2013 Bi-Weekly Market Briefings
SOYBEANS quickly reversed losses following the February report. The U.S. supply demand report was unchanged from January. The biggest changes were noted in the world numbers where overall ending stocks declined a little over 3 mmt, the result of a 2.5 mmt decline in Argentine production and a 2.0 mmt decline in Brazil. Overall world ending stocks are projected to be 8.6 mmt below last year’s 68.9. While it did not show up in this month’s report, U.S. exports should increase. Technically, old crop soybeans are headed toward the 50 percent retracement objective of $12.76 and perhaps higher. New crop November has been a little more active than old crop and could move toward the 62 percent retracement objective of $12.92. Soybeans are attempting to buy back 2012 acreage as the price ratio between November soybeans and December corn has moved from below 2.1 to above 2.2.

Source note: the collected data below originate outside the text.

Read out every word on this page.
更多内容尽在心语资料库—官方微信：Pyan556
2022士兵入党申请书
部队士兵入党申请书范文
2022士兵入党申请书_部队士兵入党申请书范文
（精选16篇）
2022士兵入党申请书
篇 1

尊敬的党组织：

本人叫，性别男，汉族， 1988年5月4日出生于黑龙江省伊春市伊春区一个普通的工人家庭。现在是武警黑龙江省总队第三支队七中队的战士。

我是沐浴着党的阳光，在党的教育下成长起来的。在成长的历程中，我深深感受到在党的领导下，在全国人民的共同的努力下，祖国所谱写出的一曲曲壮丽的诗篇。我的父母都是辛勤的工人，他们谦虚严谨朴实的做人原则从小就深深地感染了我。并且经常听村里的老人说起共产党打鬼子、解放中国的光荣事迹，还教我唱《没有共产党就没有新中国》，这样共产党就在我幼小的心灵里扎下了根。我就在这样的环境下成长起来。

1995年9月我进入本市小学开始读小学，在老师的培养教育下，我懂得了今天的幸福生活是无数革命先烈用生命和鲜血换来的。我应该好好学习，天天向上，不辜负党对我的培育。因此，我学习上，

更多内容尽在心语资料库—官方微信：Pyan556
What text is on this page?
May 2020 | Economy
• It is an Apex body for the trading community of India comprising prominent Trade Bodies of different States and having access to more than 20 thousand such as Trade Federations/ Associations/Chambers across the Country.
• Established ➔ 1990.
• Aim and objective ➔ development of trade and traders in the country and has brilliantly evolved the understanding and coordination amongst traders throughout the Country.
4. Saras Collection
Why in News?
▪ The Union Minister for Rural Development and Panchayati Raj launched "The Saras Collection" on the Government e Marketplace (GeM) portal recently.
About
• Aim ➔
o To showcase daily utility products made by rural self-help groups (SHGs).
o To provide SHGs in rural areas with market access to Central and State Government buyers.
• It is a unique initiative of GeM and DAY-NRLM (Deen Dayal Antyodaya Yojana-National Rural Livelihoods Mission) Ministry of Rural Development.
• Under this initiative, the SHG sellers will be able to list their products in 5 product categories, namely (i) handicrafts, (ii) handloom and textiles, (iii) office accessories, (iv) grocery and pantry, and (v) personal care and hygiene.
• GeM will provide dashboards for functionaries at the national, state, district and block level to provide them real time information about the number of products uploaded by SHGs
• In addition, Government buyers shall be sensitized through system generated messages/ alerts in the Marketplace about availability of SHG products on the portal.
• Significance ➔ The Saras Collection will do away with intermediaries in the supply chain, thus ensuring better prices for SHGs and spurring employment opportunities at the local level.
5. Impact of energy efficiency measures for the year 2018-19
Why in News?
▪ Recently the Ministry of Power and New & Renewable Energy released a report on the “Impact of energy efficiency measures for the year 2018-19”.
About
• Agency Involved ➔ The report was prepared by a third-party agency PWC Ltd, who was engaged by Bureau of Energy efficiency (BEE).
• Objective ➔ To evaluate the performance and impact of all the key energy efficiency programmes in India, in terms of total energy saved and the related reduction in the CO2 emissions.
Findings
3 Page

Building world WHEAT stocks have limited upside potential. After rising to $7, July futures have tumbled. The February supply demand balance sheet showed a 25-million-bushel increase in exports and a similar decline in projected ending stocks. Depleted export stocks in the Black Sea region have given the U.S. increased export opportunities as we become more price competitive. However, a 3.1 mmt upward adjustment in world stocks suggests another tough export year ahead for the U.S. July futures are generally working between $6.25 and $7.00. Additional resistance is located just above $7.25.
CORN numbers are helping stabilize the market. As anticipated, USDA raised corn exports in the February report. The net result of changes was projected ending stocks of only 801 million bushels. World stocks were adjusted almost 3 mmt lower, a result of a 4 mmt reduction in the Argentine crop. The smaller numbers helped stabilize old crop contracts, but December could not maintain the recent high just above $5.80. Potential 2012 U.S. plantings between 94 and 95 million acres raise concerns. If U.S. yields move back to trendline levels, 160 bushels or more, a crop of 13.8 billion bushels is possible. December has support at $5.50, and any move into the $5.80-$6.00 range should be viewed as a pricing opportunity.
December COTTON quickly turned lower following this month’s report, after gaining almost 15 cents the past two months. World stocks are building, up almost 14 million bales from last year, with a stocks-to-use ratio of 55 percent. Sagging demand has use just under 110 million bales. Cheaper man-made fibers are making it difficult for cotton in a slumping world economy. China’s drive to increase their reserve stocks is a major stabilizing factor. It is anticipated they will increase buying on dips to 90 cents or lower. U.S. plantings were projected 7.5 percent lower by the National Cotton Council at 13.63 million acres. A crop of 18.3 million bales would be harvested with normal yields. Drought conditions in Texas and Georgia remain a potential factor. Current projections suggest December rebounds above 96 cents should be viewed as good pricing opportunities.
Last week’s reports were a non-entity for RICE. Numbers on the U.S. and world level were essentially unchanged. Most notable change was a 2 mmt increase in India’s production which was offset by small declines in several other countries. Looking ahead U.S. plantings are expected to decline slightly from 2011, when acreage dropped almost a million acres. Upside potential remains limited by milled rice export demand. Overall exports are well below year ago levels and there are no indications demand will increase near term. Futures have tracked sideways between $13.50 and $14.90 for the last three months.
Butter was offered 4¢ lower Monday without drawing a buyer off the sidelines. The price settled below $1.40 for the first time in almost two years. A year ago, the price was $2.0775. Butter futures, however, were mixed, with second-quarter contracts settling at $1.5483. NMPF currently estimates that MILC payments will begin with February milk. Based on futures prices from Feb. 9, NMPF projects an MILC payment of 27¢/cwt. in February, rising to near 80¢ in April and May. Payments are estimated to continue through August. In September, the feed-price trigger increases from $7.35 to $9.50; at this point NMPF does not expect a payment for September.
CATTLE futures are being supported by tighter supplies and strong product values. The flip-side to that is that packer margins are very much in the red. That is keeping demand in check and a lid on futures’ prices. April has clearly defined resistance at $129.70, with support at $124 providing the base for the current sideways trading pattern. The monthly cattle on feed report, which will be released after the close on Friday, is expected to show a decrease in placements over last year for the second month in a row.
HOG futures are chopping along mostly sideways for the time being. This market is clearly being supported by export demand. December 2011 exports were over 23 percent above year-ago levels, and the annual export total is up 18 percent from 2010. There is no indication movement will decline in the months ahead. April has support at $85.45 and resistance at $90.57.
Sawtimber prices for both pine and hardwood remain weak due to the depressed housing market. The long-term outlook is for prices to remain low as the housing recovery will likely not occur before 2015. Pulpwood prices continue to show strength, despite being well off of the highs set just a couple of years ago. Continued strength in the pulp and paper industry will help sustain both hardwood and pine pulpwood prices.